SpaceX gets astronauts to try out its Dragon crew cabin
By Ben Coxworth
March 19, 2012
With the space shuttle program now officially over, the United States needs a new reusable vehicle for getting supplies to and from the International Space Station. NASA is considering the Dragon spacecraft, designed by California-based SpaceX Exploration Technologies, to take over that role. The Dragon’s scheduled late March/early April test flight to the ISS will be unmanned, utilizing a cargo configuration of the spacecraft. Last Friday, however, SpaceX released photographs of an engineering model of of its planned seven-passenger crew cabin, complete with a crew that included real live astronauts.
The four astronauts were among those present for the one-day NASA Crew Trial, in which SpaceX was seeking feedback on its design from industry professionals. The life-size model includes seven seats mounted to supporting structures on the capsule’s inner walls. Each seat is capable of holding an adult up to 6 feet 5 inches (1.96 meters) tall, and weighing up to 250 pounds (113.4 kg) – the seats also have liners that are custom-fit for each passenger. The mock-up additionally includes representations of lighting, environmental control/life support systems, displays, cargo racks and other systems.
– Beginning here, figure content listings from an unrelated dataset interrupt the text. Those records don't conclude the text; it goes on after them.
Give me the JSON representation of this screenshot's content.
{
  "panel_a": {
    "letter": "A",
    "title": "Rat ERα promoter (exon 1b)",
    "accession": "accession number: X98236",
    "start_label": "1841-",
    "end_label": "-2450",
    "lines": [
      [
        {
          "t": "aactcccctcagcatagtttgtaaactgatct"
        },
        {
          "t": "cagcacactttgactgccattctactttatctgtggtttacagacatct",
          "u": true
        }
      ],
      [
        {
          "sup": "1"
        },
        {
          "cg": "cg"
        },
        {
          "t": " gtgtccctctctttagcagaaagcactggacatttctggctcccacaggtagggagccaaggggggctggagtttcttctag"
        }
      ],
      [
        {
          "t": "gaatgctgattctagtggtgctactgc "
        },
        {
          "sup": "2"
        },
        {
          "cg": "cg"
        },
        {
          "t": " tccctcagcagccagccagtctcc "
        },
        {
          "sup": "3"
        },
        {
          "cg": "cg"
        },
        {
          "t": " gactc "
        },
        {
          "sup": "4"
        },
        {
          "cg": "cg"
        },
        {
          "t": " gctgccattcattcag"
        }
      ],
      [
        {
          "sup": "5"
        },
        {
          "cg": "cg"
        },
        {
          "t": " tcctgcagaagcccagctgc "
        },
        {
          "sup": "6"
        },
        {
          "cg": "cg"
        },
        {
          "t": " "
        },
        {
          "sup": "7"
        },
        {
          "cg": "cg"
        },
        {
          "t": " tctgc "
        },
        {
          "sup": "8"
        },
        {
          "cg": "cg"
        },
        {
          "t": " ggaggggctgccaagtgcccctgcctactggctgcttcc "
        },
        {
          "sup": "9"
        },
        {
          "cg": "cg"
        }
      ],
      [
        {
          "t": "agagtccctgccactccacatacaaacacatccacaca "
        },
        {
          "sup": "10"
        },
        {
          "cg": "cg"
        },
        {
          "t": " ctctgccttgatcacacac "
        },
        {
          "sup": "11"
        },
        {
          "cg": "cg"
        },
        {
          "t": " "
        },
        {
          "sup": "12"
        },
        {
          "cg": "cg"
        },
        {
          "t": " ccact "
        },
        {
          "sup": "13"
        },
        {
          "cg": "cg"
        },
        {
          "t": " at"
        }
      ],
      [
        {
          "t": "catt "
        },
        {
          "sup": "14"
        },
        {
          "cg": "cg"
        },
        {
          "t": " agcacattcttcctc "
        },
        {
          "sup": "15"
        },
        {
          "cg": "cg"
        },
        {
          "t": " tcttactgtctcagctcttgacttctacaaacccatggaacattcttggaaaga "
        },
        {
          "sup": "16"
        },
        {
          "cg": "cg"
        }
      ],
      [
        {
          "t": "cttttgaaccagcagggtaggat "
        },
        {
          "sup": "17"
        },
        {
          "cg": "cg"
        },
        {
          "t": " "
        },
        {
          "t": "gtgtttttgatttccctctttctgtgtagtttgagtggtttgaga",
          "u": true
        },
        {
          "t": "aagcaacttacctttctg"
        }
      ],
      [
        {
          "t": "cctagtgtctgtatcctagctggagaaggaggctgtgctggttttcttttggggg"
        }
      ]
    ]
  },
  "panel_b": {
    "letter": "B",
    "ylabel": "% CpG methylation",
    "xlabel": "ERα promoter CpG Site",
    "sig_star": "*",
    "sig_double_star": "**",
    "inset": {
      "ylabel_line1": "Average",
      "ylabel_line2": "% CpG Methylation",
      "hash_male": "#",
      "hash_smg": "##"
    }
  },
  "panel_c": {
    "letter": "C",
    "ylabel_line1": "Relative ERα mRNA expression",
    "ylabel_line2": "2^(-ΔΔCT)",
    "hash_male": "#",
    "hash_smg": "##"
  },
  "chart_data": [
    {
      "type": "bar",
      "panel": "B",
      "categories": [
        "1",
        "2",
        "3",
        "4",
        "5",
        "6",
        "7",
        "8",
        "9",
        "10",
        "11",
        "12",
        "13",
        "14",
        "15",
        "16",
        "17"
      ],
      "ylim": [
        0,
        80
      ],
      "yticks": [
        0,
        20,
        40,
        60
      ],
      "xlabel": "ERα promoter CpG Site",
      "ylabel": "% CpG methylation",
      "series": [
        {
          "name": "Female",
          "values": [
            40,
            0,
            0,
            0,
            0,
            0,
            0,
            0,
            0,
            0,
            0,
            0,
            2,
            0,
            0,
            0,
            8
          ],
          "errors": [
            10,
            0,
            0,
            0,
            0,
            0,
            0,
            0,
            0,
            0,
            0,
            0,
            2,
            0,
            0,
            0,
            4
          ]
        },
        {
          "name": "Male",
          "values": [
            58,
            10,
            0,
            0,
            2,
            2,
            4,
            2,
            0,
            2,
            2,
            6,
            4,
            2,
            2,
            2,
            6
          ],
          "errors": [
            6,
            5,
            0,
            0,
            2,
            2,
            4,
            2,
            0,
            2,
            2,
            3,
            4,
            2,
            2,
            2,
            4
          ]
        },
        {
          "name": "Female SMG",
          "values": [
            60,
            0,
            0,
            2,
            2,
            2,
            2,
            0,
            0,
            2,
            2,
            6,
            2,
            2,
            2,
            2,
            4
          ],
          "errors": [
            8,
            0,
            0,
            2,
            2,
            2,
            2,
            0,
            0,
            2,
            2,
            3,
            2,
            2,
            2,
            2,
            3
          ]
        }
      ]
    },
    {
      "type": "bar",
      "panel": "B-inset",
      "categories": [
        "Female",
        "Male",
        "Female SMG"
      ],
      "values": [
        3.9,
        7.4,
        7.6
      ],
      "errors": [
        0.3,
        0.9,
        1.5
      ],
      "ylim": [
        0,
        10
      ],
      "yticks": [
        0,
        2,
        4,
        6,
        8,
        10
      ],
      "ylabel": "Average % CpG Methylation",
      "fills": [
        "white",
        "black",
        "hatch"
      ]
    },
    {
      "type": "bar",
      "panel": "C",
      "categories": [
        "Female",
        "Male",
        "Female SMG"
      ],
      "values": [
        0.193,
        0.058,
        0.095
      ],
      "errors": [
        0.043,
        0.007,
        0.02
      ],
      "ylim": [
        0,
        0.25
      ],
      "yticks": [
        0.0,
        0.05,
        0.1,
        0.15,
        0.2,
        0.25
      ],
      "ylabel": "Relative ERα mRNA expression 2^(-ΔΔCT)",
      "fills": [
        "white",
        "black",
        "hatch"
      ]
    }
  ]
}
The Crew Trial was overseen by personnel from NASA and SpaceX, and was intended to assess factors such as entry and egress of the Dragon in both regular and emergency scenarios, along with reach and visibility concerns for the occupants.
NASA awarded a contract to SpaceX in 2006, as part of its Commercial Orbital Transportation Services (COTS) development program. Four years later, using one of its Falcon 9 rockets, the company successfully launched an unmanned Dragon capsule into orbit – the capsule proceeded to re-enter Earth’s atmosphere and splash down in the Pacific Ocean, making SpaceX the first commercial company in history to re-enter a spacecraft from low-Earth orbit.
Since then, the company has started work on a reusable launch system to replace the Falcon 9, and has developed the SuperDraco engine, which would allow the Dragon to fly to safety in the event of a launch malfunction.
SpaceX founder Elon Musk, who is also the man behind PayPal and Tesla Motors, has always envisioned the Dragon primarily as a people-mover – in fact, he recently announced that he hopes to see it used in a manned mission to Mars.